Close-up of nutrition facts panel on food packaging with key areas highlighted

Nutrition Labels: What Actually Helps You Decide


Nutrition Labels: A Mediterranean Approach

Most nutrition label advice focuses on restriction: avoid this, limit that, fear the other thing.

The Mediterranean approach is different: eat real food, mostly plants, with good olive oil. Labels become secondary.

But when you do buy packaged foods, here’s what actually helps.


The Ingredient List: Start Here

The ingredient list is more useful than the nutrition panel.

The Rule

Ingredients are listed in order of quantity. The first ingredient is the most prevalent.

Good signs:

  • Short lists (5–7 ingredients or fewer)
  • Ingredients you recognize as food
  • Whole foods first (e.g., “tomatoes, olive oil, garlic, salt”)

Warning signs:

  • Long lists (15+ ingredients)
  • Names you can’t pronounce or visualize
  • Sugar in the first 3 ingredients
  • Multiple types of sugar (sugar, corn syrup, dextrose, etc.)

Example: Tomato Sauce

Brand ABrand B
Tomatoes, olive oil, salt, basil, garlicTomatoes, sugar, soybean oil, citric acid, natural flavors, calcium chloride

Brand A is food. Brand B is a product.


The Nutrition Panel: What to Check

If you’re comparing products or curious, the panel is useful. Focus on:

1. Serving Size

The first thing to check. All numbers are per serving.

Beware:

  • A bottle that “serves 2.5” when you’d drink the whole thing
  • Tiny serving sizes that make numbers look better

2. Sodium

High sodium is the most common issue in packaged foods.

Amount per servingInterpretation
Under 200mgLow
200–400mgModerate
400+ mgHigh for a single food

Context: Your total daily target is ~1500–2300mg.

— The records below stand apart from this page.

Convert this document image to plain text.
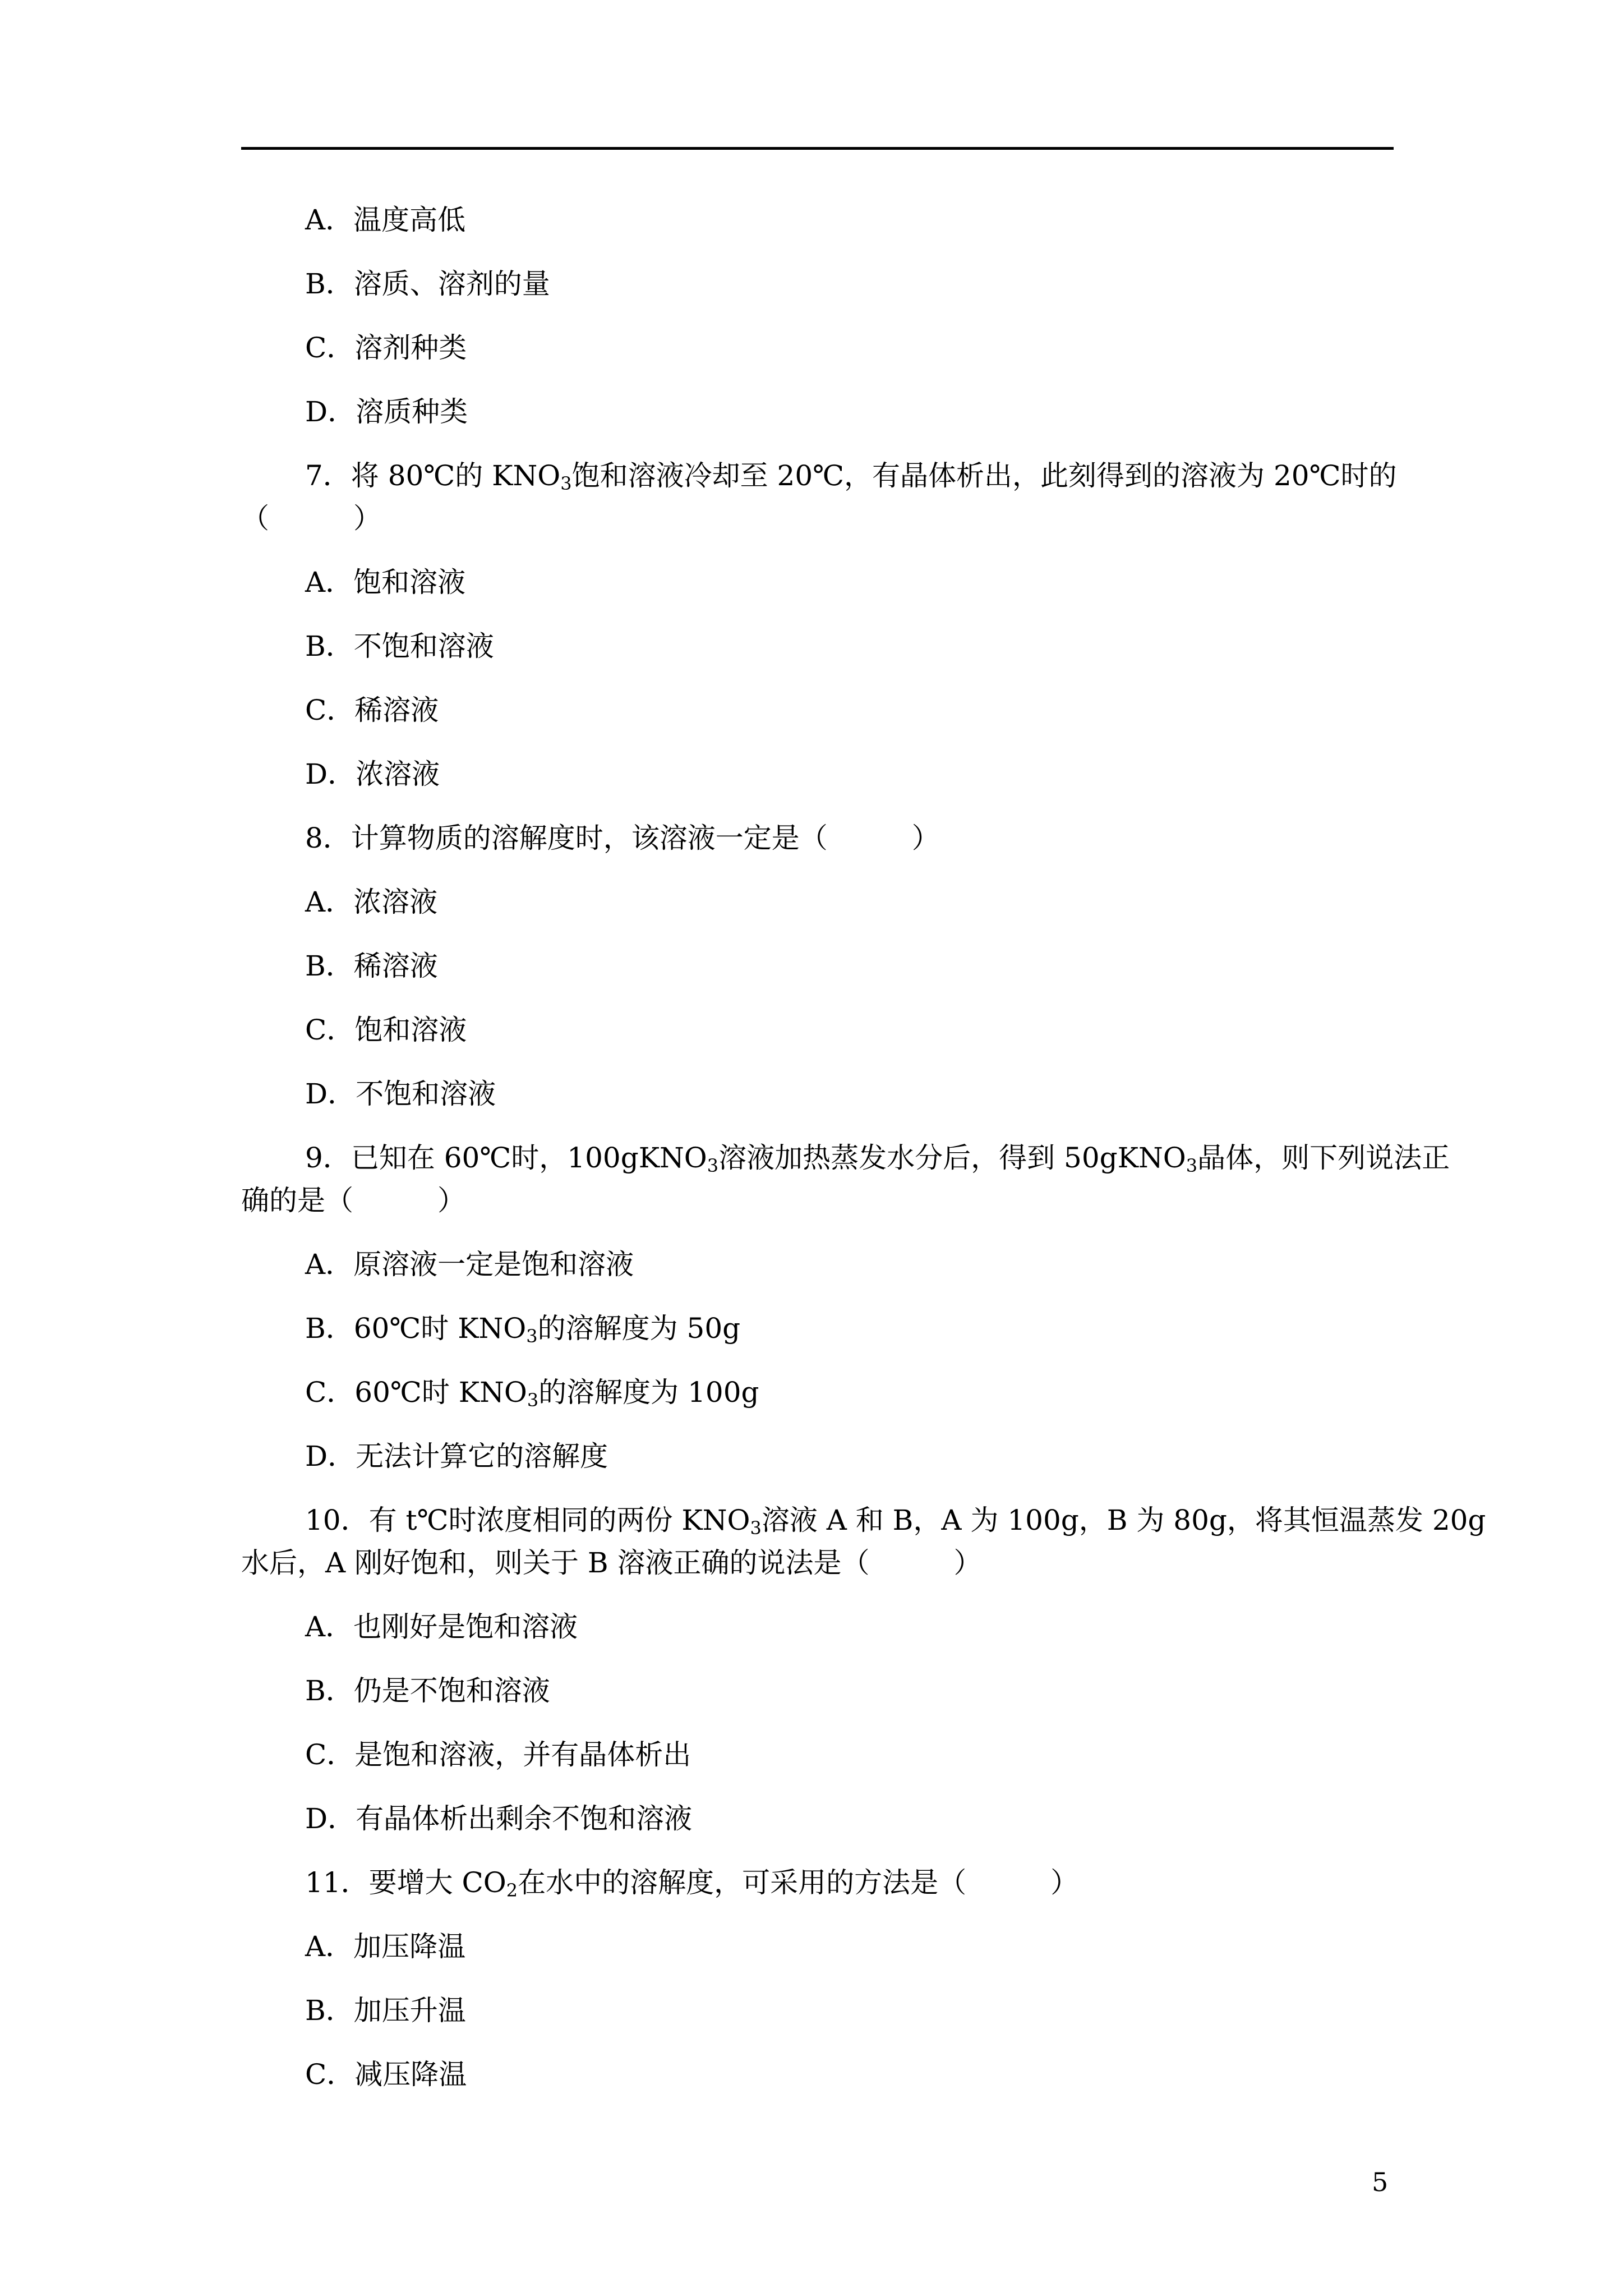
A．温度高低
B．溶质、溶剂的量
C．溶剂种类
D．溶质种类
7．将 80℃的 $KNO_3$饱和溶液冷却至 20℃，有晶体析出，此刻得到的溶液为 20℃时的
（　　　）
A．饱和溶液
B．不饱和溶液
C．稀溶液
D．浓溶液
8．计算物质的溶解度时，该溶液一定是（　　　）
A．浓溶液
B．稀溶液
C．饱和溶液
D．不饱和溶液
9．已知在 60℃时，100gKNO$_3$溶液加热蒸发水分后，得到 50gKNO$_3$晶体，则下列说法正
确的是（　　　）
A．原溶液一定是饱和溶液
B．60℃时 $KNO_3$的溶解度为 50g
C．60℃时 $KNO_3$的溶解度为 100g
D．无法计算它的溶解度
10．有 t℃时浓度相同的两份 $KNO_3$溶液 A 和 B，A 为 100g，B 为 80g，将其恒温蒸发 20g
水后，A 刚好饱和，则关于 B 溶液正确的说法是（　　　）
A．也刚好是饱和溶液
B．仍是不饱和溶液
C．是饱和溶液，并有晶体析出
D．有晶体析出剩余不饱和溶液
11．要增大 $CO_2$在水中的溶解度，可采用的方法是（　　　）
A．加压降温
B．加压升温
C．减压降温
5
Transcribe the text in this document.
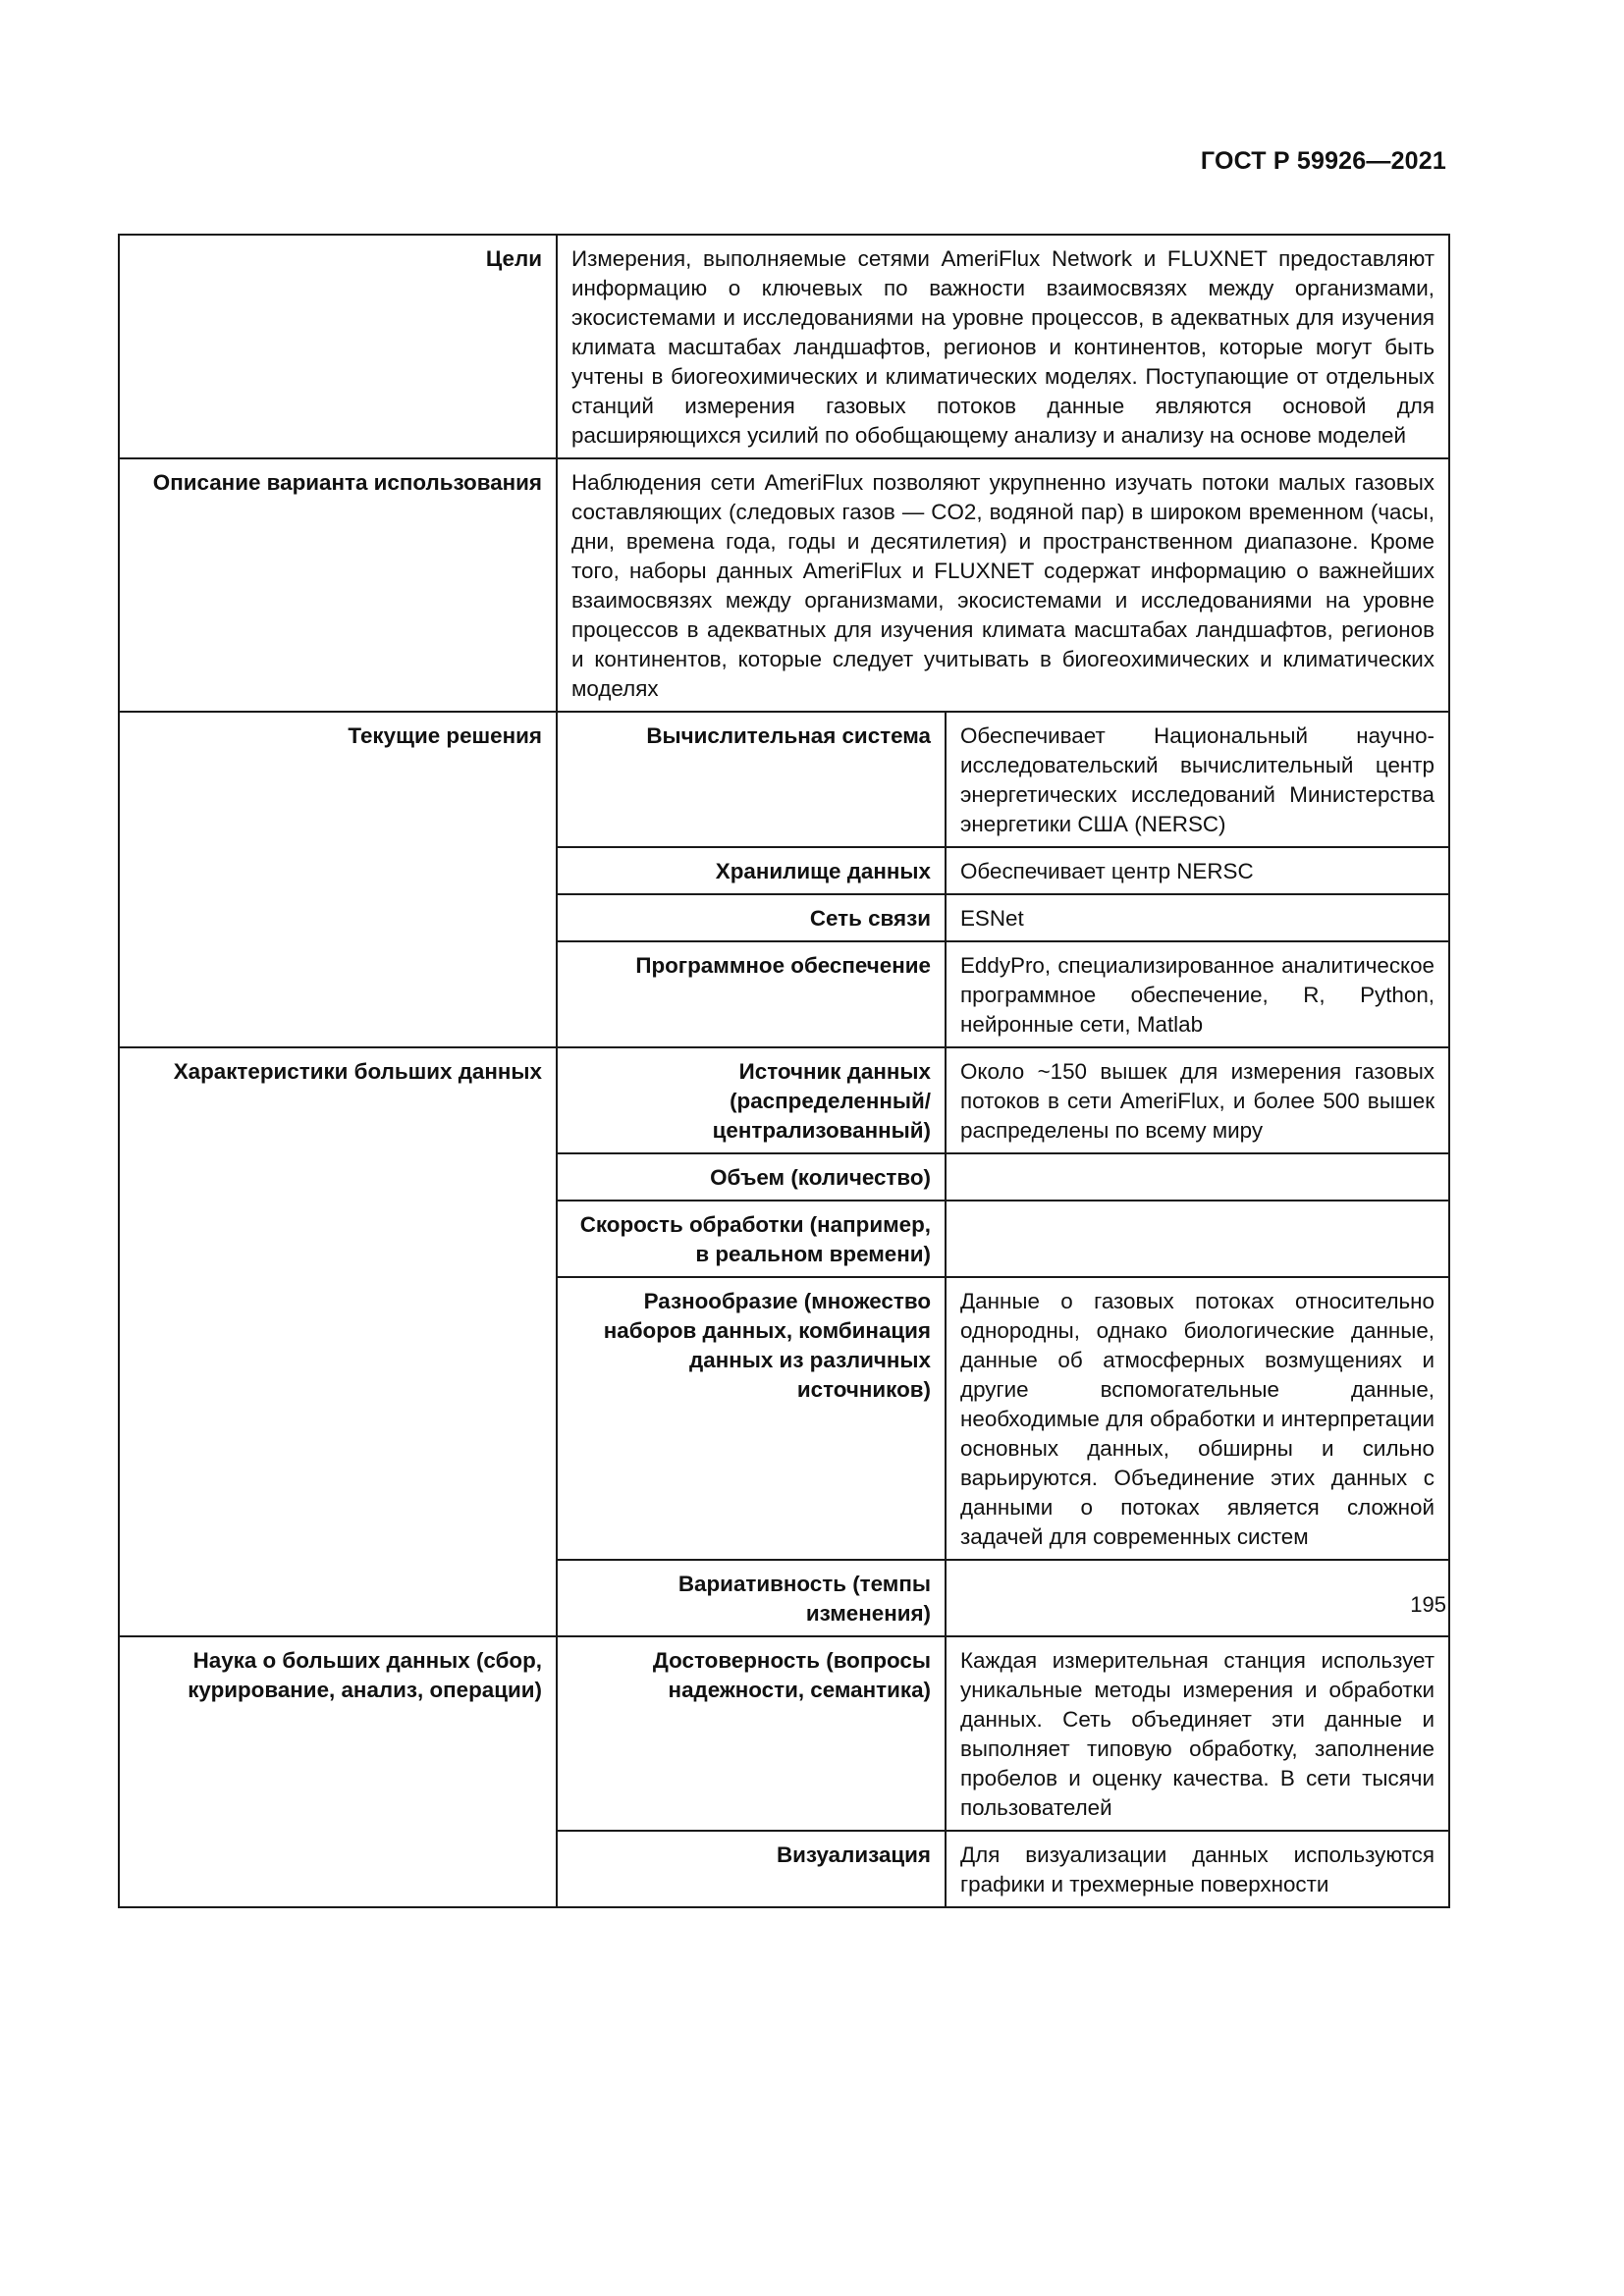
ГОСТ Р 59926—2021
Цели	Измерения, выполняемые сетями AmeriFlux Network и FLUXNET предоставляют информацию о ключевых по важности взаимосвязях между организмами, экосистемами и исследованиями на уровне процессов, в адекватных для изучения климата масштабах ландшафтов, регионов и континентов, которые могут быть учтены в биогеохимических и климатических моделях. Поступающие от отдельных станций измерения газовых потоков данные являются основой для расширяющихся усилий по обобщающему анализу и анализу на основе моделей	
Описание варианта использования	Наблюдения сети AmeriFlux позволяют укрупненно изучать потоки малых газовых составляющих (следовых газов — CO2, водяной пар) в широком временном (часы, дни, времена года, годы и десятилетия) и пространственном диапазоне. Кроме того, наборы данных AmeriFlux и FLUXNET содержат информацию о важнейших взаимосвязях между организмами, экосистемами и исследованиями на уровне процессов в адекватных для изучения климата масштабах ландшафтов, регионов и континентов, которые следует учитывать в биогеохимических и климатических моделях	
Текущие решения	Вычислительная система	Обеспечивает Национальный научно-исследовательский вычислительный центр энергетических исследований Министерства энергетики США (NERSC)
	Хранилище данных	Обеспечивает центр NERSC
	Сеть связи	ESNet
	Программное обеспечение	EddyPro, специализированное аналитическое программное обеспечение, R, Python, нейронные сети, Matlab
Характеристики больших данных	Источник данных (распределенный/ централизованный)	Около ~150 вышек для измерения газовых потоков в сети AmeriFlux, и более 500 вышек распределены по всему миру
	Объем (количество)	
	Скорость обработки (например, в реальном времени)	
	Разнообразие (множество наборов данных, комбинация данных из различных источников)	Данные о газовых потоках относительно однородны, однако биологические данные, данные об атмосферных возмущениях и другие вспомогательные данные, необходимые для обработки и интерпретации основных данных, обширны и сильно варьируются. Объединение этих данных с данными о потоках является сложной задачей для современных систем
	Вариативность (темпы изменения)	
Наука о больших данных (сбор, курирование, анализ, операции)	Достоверность (вопросы надежности, семантика)	Каждая измерительная станция использует уникальные методы измерения и обработки данных. Сеть объединяет эти данные и выполняет типовую обработку, заполнение пробелов и оценку качества. В сети тысячи пользователей
	Визуализация	Для визуализации данных используются графики и трехмерные поверхности
195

One high-sodium item can dominate.

3. Added Sugars

The “added sugars” line (required on newer labels) distinguishes added sugar from naturally occurring sugar (like in fruit).

Amount per servingInterpretation
0gGreat
Under 5gFine for most foods
10g+Significant; consider alternatives

Context: Daily target is under 25g added sugars (WHO guideline).

4. Fiber

Higher fiber is generally better. Most people don’t get enough.

Amount per servingInterpretation
3g+Good source
5g+Excellent source

5. Protein

Relevant for comparing similar products (like yogurt brands).


What to Ignore (Usually)

Total Fat

Mediterranean eating is high in healthy fat. Total fat is not a useful metric by itself.

Exception: If comparing two otherwise similar products, you might check fat to understand calorie density.

Cholesterol

Dietary cholesterol is less impactful than once thought. For most people, this line is irrelevant.

Vitamins and Minerals

Unless you’re managing a deficiency, these percentages don’t drive decisions.


Red Flags on Labels

Red FlagWhy It Matters
”Natural flavors”Catch-all for processed additives
Multiple sugarsTricks you into thinking sugar isn’t the main ingredient
Partially hydrogenated oilsTrans fats; avoid entirely
Long preservative listsSign of ultra-processing
”Made with real…”Often under 2% of the real thing

The Mediterranean Filter

Before reading any label, ask: Should I be buying this at all?

Most Mediterranean pantry staples don’t have labels:

  • Vegetables and fruit (no labels)
  • Dried legumes (one ingredient)
  • Olive oil (one ingredient)
  • Fish at the counter (no labels)
  • Cheese at the cheese counter (simple ingredients)

Labels matter for:

  • Canned goods (check sodium, added ingredients)
  • Packaged bread (check sugar, oil type)
  • Yogurt (check added sugar)
  • Condiments (check sodium, sugar)

The less you rely on packaged foods, the less labels matter.


Quick Decision Framework

When comparing packaged products:

  1. Read the ingredient list. Short and recognizable?
  2. Check sodium. Under 400mg per serving?
  3. Check added sugars. Under 5g per serving?
  4. Consider serving size. Realistic for how you’ll eat it?

If yes to all, it’s probably fine. If multiple red flags, reconsider.


The 80/20 Reality

You don’t need to analyze every purchase. Apply scrutiny to:

  • Items you buy regularly (these compound)
  • Items for kids (they’re more sensitive to additives)
  • Items that seem healthy but might not be (granola, protein bars, yogurt)

For occasional treats, don’t overthink it. The label doesn’t matter if you eat it once a year.